I believe that I probably owe readers who have come this far with me some sort of synopsis (“the argument,” those great old romantic poets would have called it) of what is to come, since I’ll almost surely die before completing the entire novel.., or epic… or whatever you’d call it. The sad fact is that I can’t really do that. People who know me understand that I am not an intellectual ball of fire, and people who have read my work with some critical approval (there are a few; I bribe them) would probably agree that the best of my stuff has come more from the heart than from the head… or from the gut, which is the place from which the strongest emotional writing originates.

All of which is just a way of saying that I’m never completely sure where I’m going, and in this story that is even more true than usual.
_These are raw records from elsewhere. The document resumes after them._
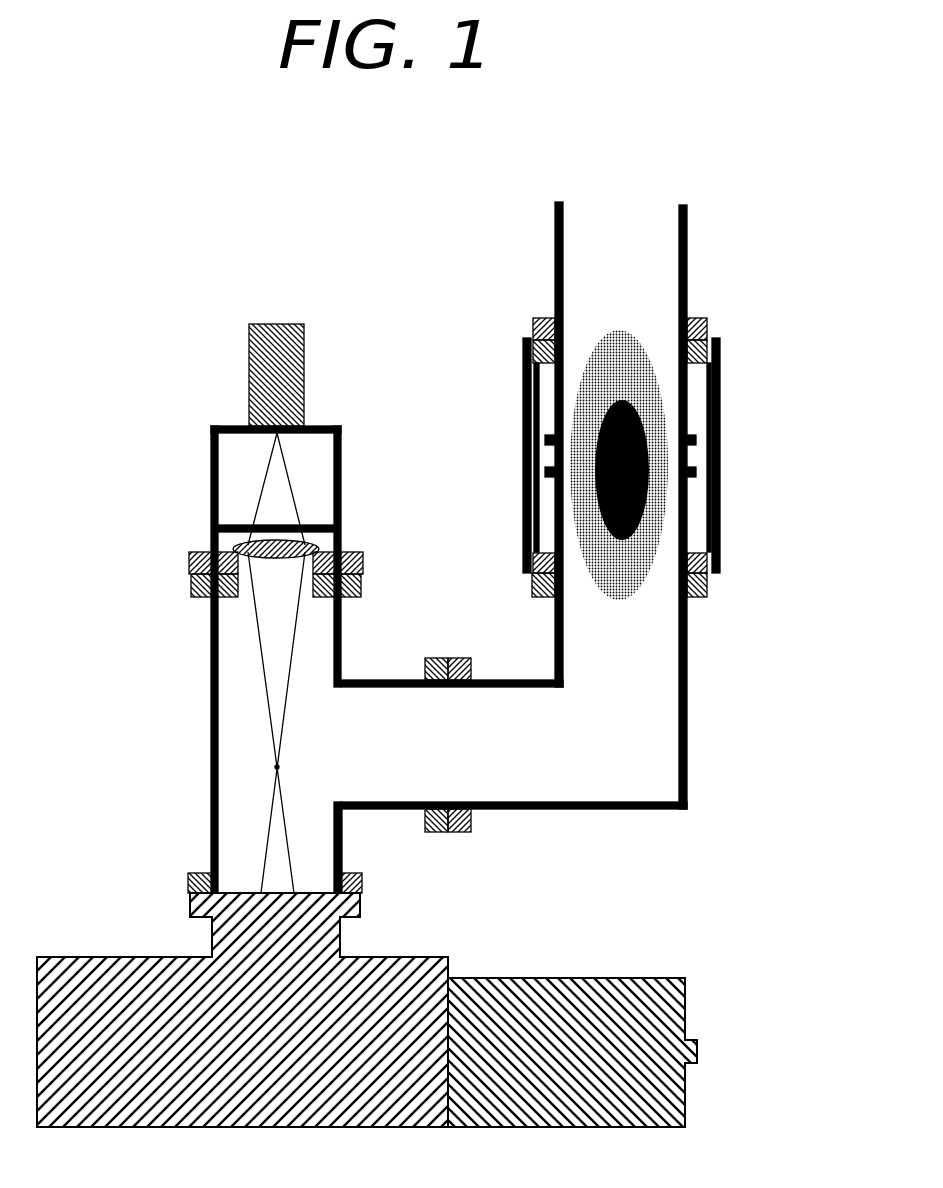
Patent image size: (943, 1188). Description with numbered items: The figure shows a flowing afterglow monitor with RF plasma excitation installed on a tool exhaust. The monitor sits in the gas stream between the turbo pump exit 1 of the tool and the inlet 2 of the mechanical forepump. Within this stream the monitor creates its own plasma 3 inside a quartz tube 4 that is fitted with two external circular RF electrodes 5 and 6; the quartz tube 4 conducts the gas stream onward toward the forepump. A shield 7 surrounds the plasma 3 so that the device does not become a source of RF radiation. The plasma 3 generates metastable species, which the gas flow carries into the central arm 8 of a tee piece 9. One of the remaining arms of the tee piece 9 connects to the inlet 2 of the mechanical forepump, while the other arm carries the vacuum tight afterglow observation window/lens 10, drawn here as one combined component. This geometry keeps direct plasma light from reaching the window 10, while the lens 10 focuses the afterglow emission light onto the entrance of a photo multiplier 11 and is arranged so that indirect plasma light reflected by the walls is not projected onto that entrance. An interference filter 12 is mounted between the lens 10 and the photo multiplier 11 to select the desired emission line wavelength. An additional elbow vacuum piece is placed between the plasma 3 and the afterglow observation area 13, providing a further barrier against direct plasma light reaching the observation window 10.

The turbo pump exit 1 is at (608, 232).
The inlet of the mechanical forepump 2 is at (322, 946).
The plasma 3 is at (630, 573).
The quartz tube 4 is at (536, 413).
The external circular RF electrode 5 is at (545, 440).
The external circular RF electrode 6 is at (545, 475).
The shield 7 is at (523, 553).
The central arm 8 is at (359, 712).
The tee piece 9 is at (210, 753).
The afterglow observation window/lens 10 is at (313, 548).
The photo multiplier 11 is at (290, 391).
The interference filter 12 is at (228, 525).
The afterglow observation area 13 is at (280, 763).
I know from Roland’s vision near the end that his world is indeed moving on because Roland's universe exists within a single molecule of a weed dying in some cosmic vacant lot (I think I probably got this idea from Clifford D. Simak’s Ring Around the Sun; please don’t sue me, Cliff!), and I know that the drawing involves calling three people from our own world (as Jake himself was called by the man in black) who will join Roland in his quest for the Dark Tower– I know that because segments of the second cycle of stories (called “The Drawing of the Three”) have already been written.

But what of the gunslinger’s murky past? God, I know so little. The revolution that topples the gunslinger’s “world of light”? I don’t know. Roland’s final confrontation with Marten, who seduces his mother and kills his father? Don’t know. The deaths of Roland’s compatriots, Cuthbert and Jamie, or his adventures during the years between his

coming of age and his first appearance to us in the desert?

I don’t know that, either. And there’s this girl, Susan. Who

is she? Don’t know.

Except somewhere inside, I do. Somewhere inside I know all of those things, and there is no need of an argument, or a synopsis, or an outline (outlines are the last resource of bad fiction writers who wish to God they were writing masters’ theses). When it’s time, those things– and their relevance to the gunslinger’s quest—will roll out as naturally as tears or laughter. And if they never get around to rolling out, well, as Confucius once said, five hundred million Red Chinese don’t give a shit.

I do know this: at some point, at some magic time, there will be a purple evening (an evening made for romance!) when Roland will come to his dark tower, and approach it, winding his horn.., and if I should ever get there, you’ll be the first to know.